REPUBLIC - Like a Downtown Development Authority funded by a tax increment financing district, the Republic Township Tax Incentive Financing Authority -the Michigamme River Basin Water Resources Improvement Authority- is designed to capture increases to property tax values to make improvements along the Michigamme River basin.
How to best do that, however, is becoming somewhat of a heated discussion in the township.
Although the original intent of the TIFA was to use the funding to purchase and refurbish the Michigamme River dam - which is owned by TIFA board member Roger Crimmins of Republic Mountain Lake, LLC - to give the township the ability to maintain the water level in the basin, there are those in the township who oppose purchasing the dam.
"It's a political hot potato," said TIFA board chair Chuck Hurst. "If the people want the water level, they're going to have to own some sort of structure."
Among the opponents of purchasing the dam is Township Clerk Paula Stone, who spoke at the TIFA board meeting as an audience member Monday evening.
"The TIFA is a great thing," Stone said during the meeting. "I just think we can't afford a million dollar dam."
Following the meeting, Stone said she felt the TIFA should collect its revenues for a number of years before taking on a large project, like the dam.

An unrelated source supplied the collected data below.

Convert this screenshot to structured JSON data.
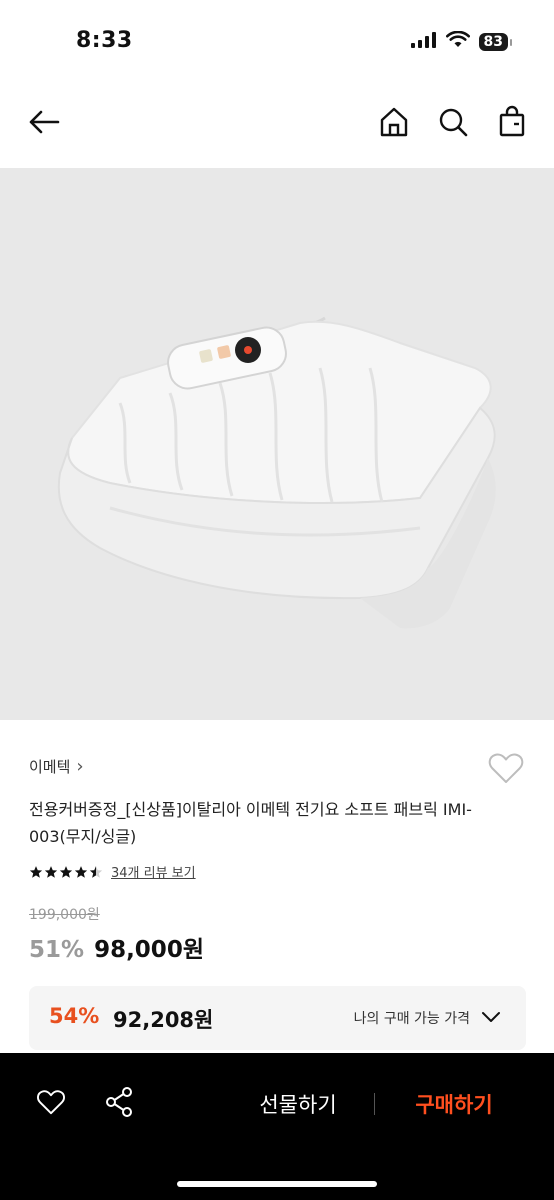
{
  "status_bar": {
    "time": "8:33",
    "battery": "83"
  },
  "header": {
    "back_icon": "arrow-left-icon",
    "home_icon": "home-icon",
    "search_icon": "search-icon",
    "bag_icon": "shopping-bag-icon"
  },
  "product": {
    "image_alt": "electric blanket",
    "brand": "이메텍",
    "brand_chevron": "›",
    "title": "전용커버증정_[신상품]이탈리아 이메텍 전기요 소프트 패브릭 IMI-003(무지/싱글)",
    "rating": 4.5,
    "review_link": "34개 리뷰 보기",
    "original_price": "199,000원",
    "discount_rate": "51%",
    "sale_price": "98,000원"
  },
  "my_price": {
    "discount_rate": "54%",
    "price": "92,208원",
    "label": "나의 구매 가능 가격"
  },
  "bottom_bar": {
    "wish_icon": "heart-icon",
    "share_icon": "share-icon",
    "gift_label": "선물하기",
    "buy_label": "구매하기"
  },
  "colors": {
    "accent_orange": "#e8501f",
    "buy_orange": "#ff4f1f",
    "image_bg": "#e8e8e8",
    "bottom_bar_bg": "#000000"
  }
}
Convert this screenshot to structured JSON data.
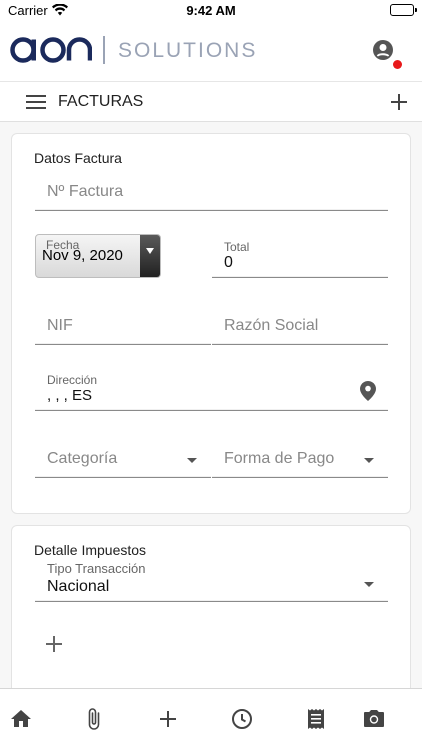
{
  "status_bar": {
    "carrier": "Carrier",
    "time": "9:42 AM"
  },
  "brand": {
    "logo_text": "aon",
    "subtitle": "SOLUTIONS"
  },
  "toolbar": {
    "title": "FACTURAS"
  },
  "datos_factura": {
    "title": "Datos Factura",
    "numero_placeholder": "Nº Factura",
    "fecha_label": "Fecha",
    "fecha_value": "Nov 9, 2020",
    "total_label": "Total",
    "total_value": "0",
    "nif_placeholder": "NIF",
    "razon_social_placeholder": "Razón Social",
    "direccion_label": "Dirección",
    "direccion_value": ", , , ES",
    "categoria_placeholder": "Categoría",
    "forma_pago_placeholder": "Forma de Pago"
  },
  "detalle_impuestos": {
    "title": "Detalle Impuestos",
    "tipo_label": "Tipo Transacción",
    "tipo_value": "Nacional"
  },
  "colors": {
    "brand_dark": "#1b2a5c",
    "brand_grey": "#9aa3b5",
    "notification": "#e8191b"
  },
  "tabbar": {
    "icons": [
      "home-icon",
      "attachment-icon",
      "add-icon",
      "history-icon",
      "receipt-icon",
      "camera-icon"
    ]
  }
}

She also said she felt that Crimmins, the owner of the dam, would be likely to abandon the dam if no other buyer could be found.

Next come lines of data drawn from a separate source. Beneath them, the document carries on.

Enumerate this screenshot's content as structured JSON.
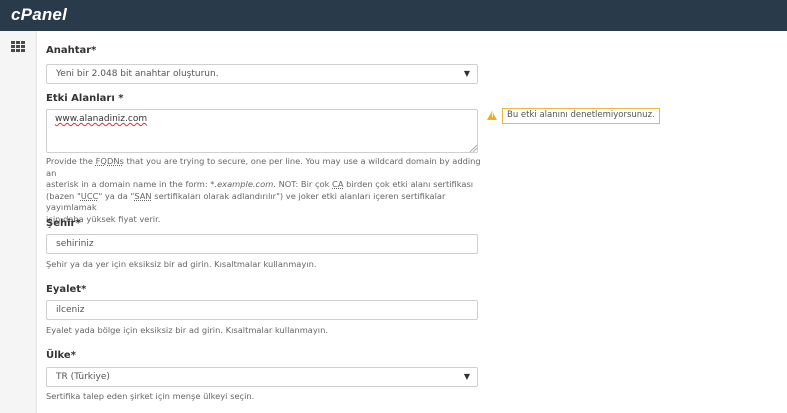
{
  "app": {
    "logo": "cPanel"
  },
  "form": {
    "key": {
      "label": "Anahtar*",
      "value": "Yeni bir 2.048 bit anahtar oluşturun."
    },
    "domains": {
      "label": "Etki Alanları *",
      "value": "www.alanadiniz.com",
      "warning": "Bu etki alanını denetlemiyorsunuz.",
      "help_line1_pre": "Provide the ",
      "help_line1_abbr": "FQDNs",
      "help_line1_post": " that you are trying to secure, one per line. You may use a wildcard domain by adding an",
      "help_line2_pre": "asterisk in a domain name in the form: ",
      "help_line2_em": "*.example.com",
      "help_line2_mid": ". NOT: Bir çok ",
      "help_line2_abbr": "CA",
      "help_line2_post": " birden çok etki alanı sertifikası",
      "help_line3_pre": "(bazen \"",
      "help_line3_abbr1": "UCC",
      "help_line3_mid": "\" ya da \"",
      "help_line3_abbr2": "SAN",
      "help_line3_post": " sertifikaları olarak adlandırılır\") ve joker etki alanları içeren sertifikalar yayımlamak",
      "help_line4": "için daha yüksek fiyat verir."
    },
    "city": {
      "label": "Şehir*",
      "value": "sehiriniz",
      "help": "Şehir ya da yer için eksiksiz bir ad girin. Kısaltmalar kullanmayın."
    },
    "state": {
      "label": "Eyalet*",
      "value": "ilceniz",
      "help": "Eyalet yada bölge için eksiksiz bir ad girin. Kısaltmalar kullanmayın."
    },
    "country": {
      "label": "Ülke*",
      "value": "TR (Türkiye)",
      "help": "Sertifika talep eden şirket için menşe ülkeyi seçin."
    }
  },
  "icons": {
    "apps": "grid-icon",
    "warning": "warning-icon",
    "dropdown": "chevron-down-icon"
  },
  "colors": {
    "topbar": "#293a4a",
    "warning": "#f0ad1c"
  }
}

"Why would we want to spend money on something that's more than likely to be abandoned?" she said.
Hurst said the township has been in discussion on how to best maintain the basin water level, which provides a waterfront area for the community, for a number of years.
"We're trying to look at different options," Hurst said, adding that although refurbishing the dam would be expensive, some sort of structure, whether a dam or a spillway, would be needed to maintain that water level.
If the dam is abandoned, Hurst said he felt the Michigan Department of Natural Resources would require it to be dismantled.
"If the dam goes, it's never going to be rebuilt," Hurst said.
The TIFA has already been financially supported by the township with about $20,000. During the meeting, the TIFA board decided to approach the township board to see if it would be willing to continue supporting the TIFA and by how much, so that the TIFA could begin setting up a budget. Part of that budget will include repaying the township the support it has given the TIFA.
The lack of a budget has been another of the criticisms of the project identified by Stone.
Board members and members of the public also commented on their concerns regarding the tension that has appeared surrounding the issue.
"I find it disconcerting to listen to the bickering," said TIFA board member John Jilbert. "What do we do to make it go? It's for the benefit of the people. I think the TIFA has to stand on its own."
TIFA board member Todd Rankinen agreed.
"I grew up here. I love this place. I was blessed by being here. That waterway, I swam at the beach... my dad fished with me," Rankinen said. "I was not blessed with children, but if I was, I would want them to have the opportunities I had. Whether that means we have the dam or do not have the dam, let's work together and not fight."